Oral squamous cell carcinoma (OSCC) is a major health concern, particularly in developing countries such as India, where delayed diagnosis frequently prevents therapeutic intervention. Focusing on the key molecular pathways that trigger OSCC progression is required to improve patient prognosis.
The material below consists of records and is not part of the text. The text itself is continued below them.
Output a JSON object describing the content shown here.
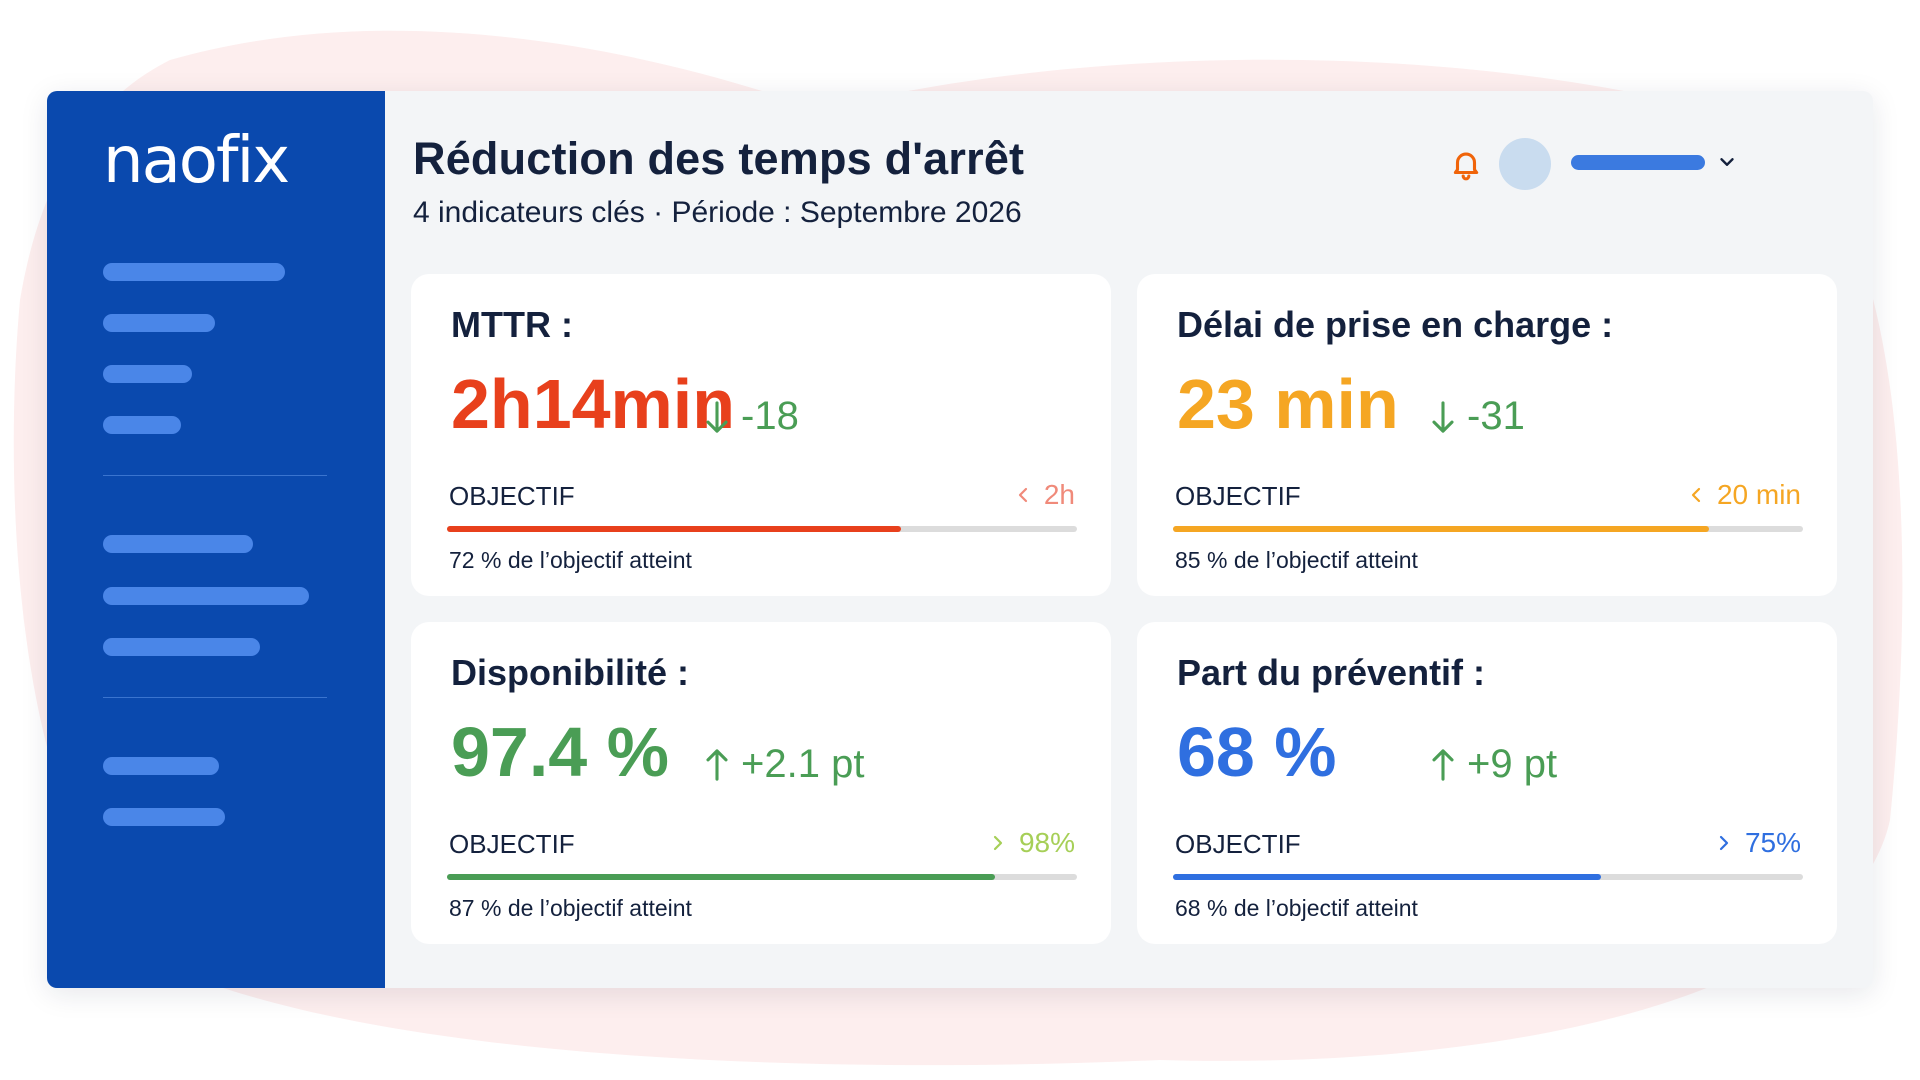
{
  "app": {
    "logo": "naofix",
    "title": "Réduction des temps d'arrêt",
    "subtitle": "4 indicateurs clés · Période : Septembre 2026"
  },
  "icons": {
    "notification": "bell-icon",
    "account_menu": "chevron-down-icon",
    "delta_down": "arrow-down-icon",
    "delta_up": "arrow-up-icon",
    "target_less": "chevron-left-icon",
    "target_more": "chevron-right-icon"
  },
  "colors": {
    "sidebar": "#0a49ae",
    "sidebar_placeholder": "#4a86e8",
    "notification": "#f0640a",
    "delta_positive": "#4a9d55",
    "mttr": "#e8401c",
    "delai": "#f5a623",
    "disponibilite": "#4a9d55",
    "preventif": "#2f6fe0"
  },
  "kpis": {
    "mttr": {
      "title": "MTTR :",
      "value": "2h14min",
      "delta": "-18",
      "objective_label": "OBJECTIF",
      "objective_target": "2h",
      "progress": 0.72,
      "caption": "72 % de l’objectif atteint"
    },
    "delai": {
      "title": "Délai de prise en charge :",
      "value": "23 min",
      "delta": "-31",
      "objective_label": "OBJECTIF",
      "objective_target": "20 min",
      "progress": 0.85,
      "caption": "85 % de l’objectif atteint"
    },
    "disponibilite": {
      "title": "Disponibilité :",
      "value": "97.4 %",
      "delta": "+2.1 pt",
      "objective_label": "OBJECTIF",
      "objective_target": "98%",
      "progress": 0.87,
      "caption": "87 % de l’objectif atteint"
    },
    "preventif": {
      "title": "Part du préventif :",
      "value": "68 %",
      "delta": "+9 pt",
      "objective_label": "OBJECTIF",
      "objective_target": "75%",
      "progress": 0.68,
      "caption": "68 % de l’objectif atteint"
    }
  }
}
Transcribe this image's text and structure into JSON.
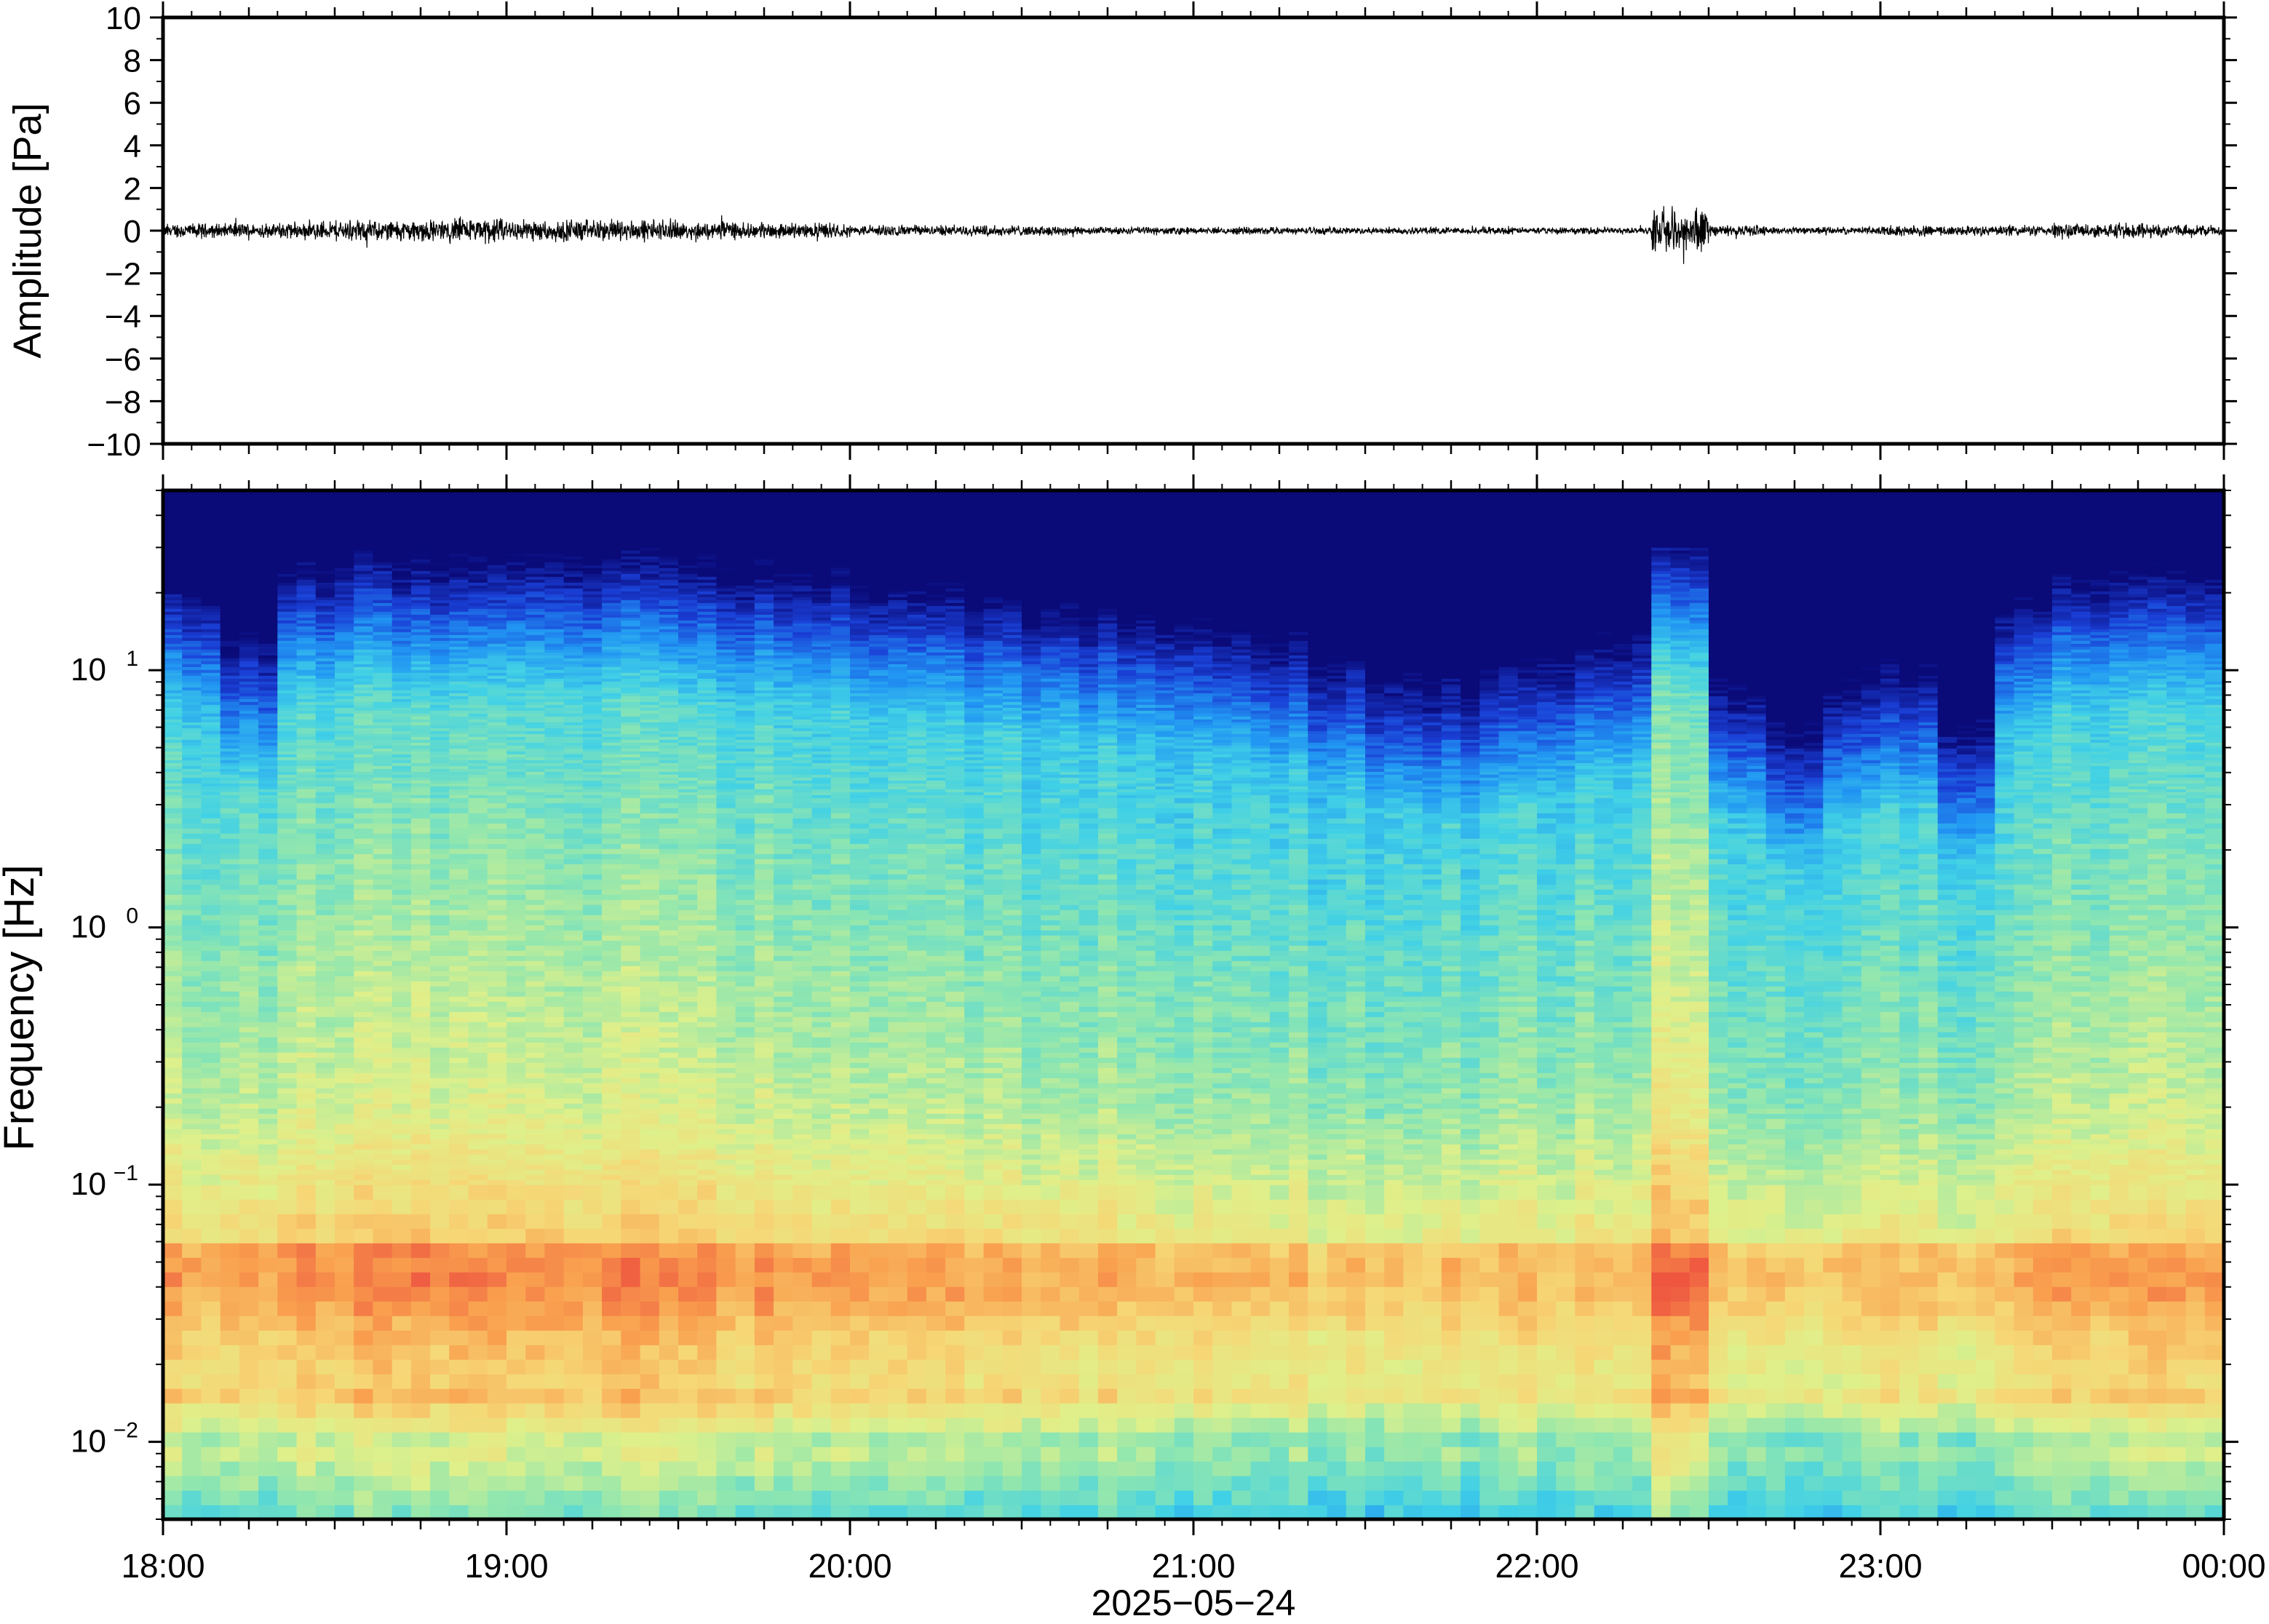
{
  "chart_data": [
    {
      "type": "line",
      "ylabel": "Amplitude [Pa]",
      "ylim": [
        -10,
        10
      ],
      "yticks": [
        -10,
        -8,
        -6,
        -4,
        -2,
        0,
        2,
        4,
        6,
        8,
        10
      ],
      "ytick_labels": [
        "−10",
        "−8",
        "−6",
        "−4",
        "−2",
        "0",
        "2",
        "4",
        "6",
        "8",
        "10"
      ],
      "xlim": [
        "18:00",
        "00:00"
      ],
      "series": [
        {
          "description": "waveform envelope, approx. peak amplitude per 10-minute block (Pa)",
          "x": [
            "18:00",
            "18:10",
            "18:20",
            "18:30",
            "18:40",
            "18:50",
            "19:00",
            "19:10",
            "19:20",
            "19:30",
            "19:40",
            "19:50",
            "20:00",
            "20:10",
            "20:20",
            "20:30",
            "20:40",
            "20:50",
            "21:00",
            "21:10",
            "21:20",
            "21:30",
            "21:40",
            "21:50",
            "22:00",
            "22:10",
            "22:20",
            "22:30",
            "22:40",
            "22:50",
            "23:00",
            "23:10",
            "23:20",
            "23:30",
            "23:40",
            "23:50"
          ],
          "values": [
            0.4,
            0.4,
            0.5,
            0.6,
            0.6,
            0.7,
            0.6,
            0.6,
            0.6,
            0.5,
            0.4,
            0.4,
            0.3,
            0.3,
            0.3,
            0.3,
            0.2,
            0.2,
            0.2,
            0.2,
            0.2,
            0.2,
            0.2,
            0.2,
            0.2,
            0.2,
            1.2,
            0.3,
            0.2,
            0.2,
            0.3,
            0.3,
            0.3,
            0.4,
            0.4,
            0.3
          ],
          "color": "#000000"
        }
      ]
    },
    {
      "type": "heatmap",
      "ylabel": "Frequency [Hz]",
      "yscale": "log",
      "ylim": [
        0.005,
        50
      ],
      "ytick_values": [
        0.01,
        0.1,
        1,
        10
      ],
      "ytick_labels": [
        {
          "base": "10",
          "exp": "−2"
        },
        {
          "base": "10",
          "exp": "−1"
        },
        {
          "base": "10",
          "exp": "0"
        },
        {
          "base": "10",
          "exp": "1"
        }
      ],
      "xlabel": "2025−05−24",
      "x_tick_labels": [
        "18:00",
        "19:00",
        "20:00",
        "21:00",
        "22:00",
        "23:00",
        "00:00"
      ],
      "colormap": [
        "#0a0a78",
        "#1a3fd6",
        "#2196f3",
        "#41d1e6",
        "#8ee6b0",
        "#dff08a",
        "#f6d776",
        "#f9a04e",
        "#ee5640"
      ],
      "description": "energy relative level (0 quiet – 1 strong) per frequency band across time blocks",
      "x": [
        "18:00",
        "18:10",
        "18:20",
        "18:30",
        "18:40",
        "18:50",
        "19:00",
        "19:10",
        "19:20",
        "19:30",
        "19:40",
        "19:50",
        "20:00",
        "20:10",
        "20:20",
        "20:30",
        "20:40",
        "20:50",
        "21:00",
        "21:10",
        "21:20",
        "21:30",
        "21:40",
        "21:50",
        "22:00",
        "22:10",
        "22:20",
        "22:30",
        "22:40",
        "22:50",
        "23:00",
        "23:10",
        "23:20",
        "23:30",
        "23:40",
        "23:50"
      ],
      "upper_cutoff_hz": [
        22,
        12,
        25,
        28,
        25,
        25,
        28,
        28,
        28,
        25,
        25,
        25,
        22,
        22,
        20,
        20,
        18,
        18,
        16,
        14,
        12,
        10,
        9,
        10,
        12,
        14,
        30,
        9,
        6,
        9,
        10,
        6,
        20,
        25,
        25,
        25
      ],
      "disturbance_level": [
        0.55,
        0.55,
        0.6,
        0.62,
        0.63,
        0.65,
        0.63,
        0.63,
        0.63,
        0.6,
        0.58,
        0.56,
        0.52,
        0.52,
        0.5,
        0.5,
        0.48,
        0.47,
        0.46,
        0.44,
        0.42,
        0.42,
        0.43,
        0.45,
        0.46,
        0.48,
        0.7,
        0.44,
        0.4,
        0.44,
        0.46,
        0.4,
        0.5,
        0.55,
        0.56,
        0.55
      ]
    }
  ]
}
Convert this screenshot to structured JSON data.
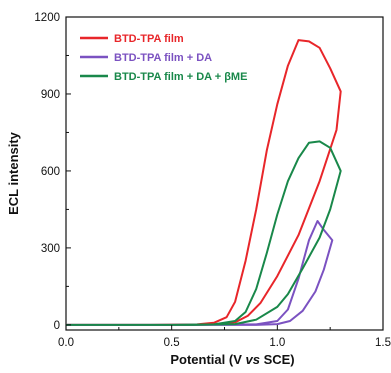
{
  "chart_data": {
    "type": "line",
    "title": "",
    "xlabel": "Potential (V vs SCE)",
    "xlabel_parts": [
      "Potential (V ",
      "vs",
      " SCE)"
    ],
    "ylabel": "ECL intensity",
    "xlim": [
      0.0,
      1.5
    ],
    "ylim": [
      -20,
      1200
    ],
    "xticks": [
      0.0,
      0.5,
      1.0,
      1.5
    ],
    "xtick_labels": [
      "0.0",
      "0.5",
      "1.0",
      "1.5"
    ],
    "yticks": [
      0,
      300,
      600,
      900,
      1200
    ],
    "ytick_labels": [
      "0",
      "300",
      "600",
      "900",
      "1200"
    ],
    "grid": false,
    "legend_position": "top-left",
    "series": [
      {
        "name": "BTD-TPA film",
        "color": "#e8262a",
        "points": [
          [
            0.0,
            0
          ],
          [
            0.4,
            0
          ],
          [
            0.62,
            2
          ],
          [
            0.7,
            8
          ],
          [
            0.76,
            30
          ],
          [
            0.8,
            90
          ],
          [
            0.85,
            250
          ],
          [
            0.9,
            450
          ],
          [
            0.95,
            680
          ],
          [
            1.0,
            860
          ],
          [
            1.05,
            1010
          ],
          [
            1.1,
            1110
          ],
          [
            1.15,
            1105
          ],
          [
            1.2,
            1080
          ],
          [
            1.25,
            1000
          ],
          [
            1.3,
            910
          ],
          [
            1.28,
            760
          ],
          [
            1.2,
            560
          ],
          [
            1.1,
            350
          ],
          [
            1.0,
            190
          ],
          [
            0.92,
            85
          ],
          [
            0.86,
            35
          ],
          [
            0.8,
            10
          ],
          [
            0.72,
            2
          ],
          [
            0.6,
            0
          ],
          [
            0.3,
            0
          ],
          [
            0.0,
            0
          ]
        ]
      },
      {
        "name": "BTD-TPA film + DA",
        "color": "#7b52c1",
        "points": [
          [
            0.0,
            0
          ],
          [
            0.5,
            0
          ],
          [
            0.9,
            2
          ],
          [
            1.0,
            15
          ],
          [
            1.05,
            60
          ],
          [
            1.1,
            180
          ],
          [
            1.15,
            330
          ],
          [
            1.19,
            405
          ],
          [
            1.22,
            370
          ],
          [
            1.26,
            330
          ],
          [
            1.22,
            215
          ],
          [
            1.18,
            130
          ],
          [
            1.12,
            55
          ],
          [
            1.06,
            15
          ],
          [
            1.0,
            3
          ],
          [
            0.9,
            0
          ],
          [
            0.5,
            0
          ],
          [
            0.0,
            0
          ]
        ]
      },
      {
        "name": "BTD-TPA film + DA + βME",
        "color": "#19884a",
        "points": [
          [
            0.0,
            0
          ],
          [
            0.5,
            0
          ],
          [
            0.7,
            2
          ],
          [
            0.8,
            15
          ],
          [
            0.85,
            50
          ],
          [
            0.9,
            140
          ],
          [
            0.95,
            280
          ],
          [
            1.0,
            430
          ],
          [
            1.05,
            560
          ],
          [
            1.1,
            650
          ],
          [
            1.15,
            710
          ],
          [
            1.2,
            715
          ],
          [
            1.25,
            690
          ],
          [
            1.3,
            600
          ],
          [
            1.25,
            450
          ],
          [
            1.2,
            340
          ],
          [
            1.12,
            220
          ],
          [
            1.05,
            120
          ],
          [
            1.0,
            70
          ],
          [
            0.9,
            20
          ],
          [
            0.8,
            3
          ],
          [
            0.6,
            0
          ],
          [
            0.0,
            0
          ]
        ]
      }
    ]
  }
}
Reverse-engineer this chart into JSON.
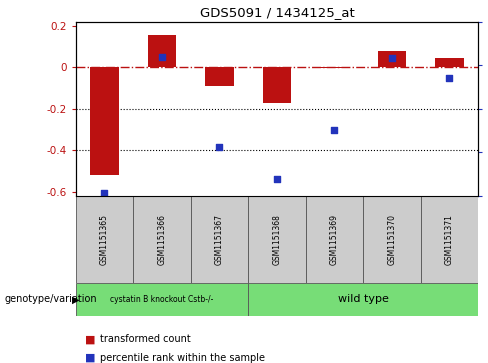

Curcumin, a polyphenolic compound obtained from Curcuma longa, and paclitaxel, a microtubule-stabilizing drug, were tested for their anti-cancer activity against 9 key biomarker proteins involved in oral cancer progression: EGFR, BCL-2, NF-κB, MMP-9, STAT3, and cadherins.

Methods

To compare ligand-target interactions and drug-likeness features, we used rigorous computational methods such as ADME profiling, molecular docking, post-docking MM-GBSA analysis, and 100 ns molecular dynamics simulations.

Results

Curcumin demonstrated favorable pharmacokinetic properties and improved binding affinity compared with paclitaxel against most targets, such as MMP-9, EGFR, and BCL-2. Interestingly, molecular dynamics simulation confirmed curcumin-EGFR complex stability and high-affinity tight binding, as proven by good MM-GBSA energy and minimum RMSD fluctuation.

Conclusion

Our findings establish curcumin as a promising multi-targeted therapeutic drug capable of regulating many carcinogenic pathways and improving OSCC prognosis.